伊勢路4〜誰も行かない道をゆくのではなく、誰もいない道をゆくのであった

今日は待ちに待った瀧原宮を通る日だった。瀧原宮さまへは何度かお参りに行っているけど歩いて伺うのはもちろん初めてのこと。いつもと違うアプローチで向うお宮、近づくと空気が一気にひやっと変わったのを感じた。

山間の国道では道路工事をしているところが多い。交通整理員の方に挨拶をするもの一日の数少ない会話の一つ。そんな中、女性の交通整理員の方に「ご苦労様です」と挨拶をしたとき、彼女がとても丁寧に「道中、お気をつけて」と声をかけてくれた。その言葉を聞いたとき、肩からお尻にかけてまるでおんぶされるような何かにふわっと持ち上げられるような感覚が走った。ここにも女神がいた。

常日頃、わたしは「誰も行かない道を行きたい」と言っていた。その道は人生という道のことだけど、今は毎日毎日、紙の地図を頼りに実際の道をひたすら歩いている。人っ子一人いない道、でもこの道は「誰も行かない」道ではなく「(今は)誰もいない」道なのだといくことに気がつく。
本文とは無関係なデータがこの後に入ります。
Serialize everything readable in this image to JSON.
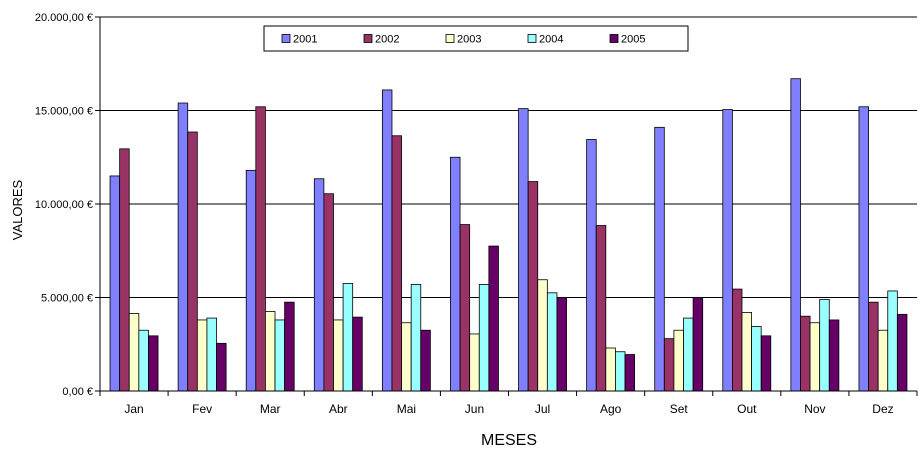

誰も行かない道を行くのも勇気がいるけれど、誰もいない道を行くのも同じくらい勇気がいるのだ。

勇気を出して誰もいない道を行けは、そこには確かに誰かがいた痕跡があり、次に通る見ず知らずの誰かのために先人が残してくれた何かを感じることができる。今、この瞬間に立ち上がる幾層もの時間と空間の連続の共有。それが巡礼路を歩くということなのだろう。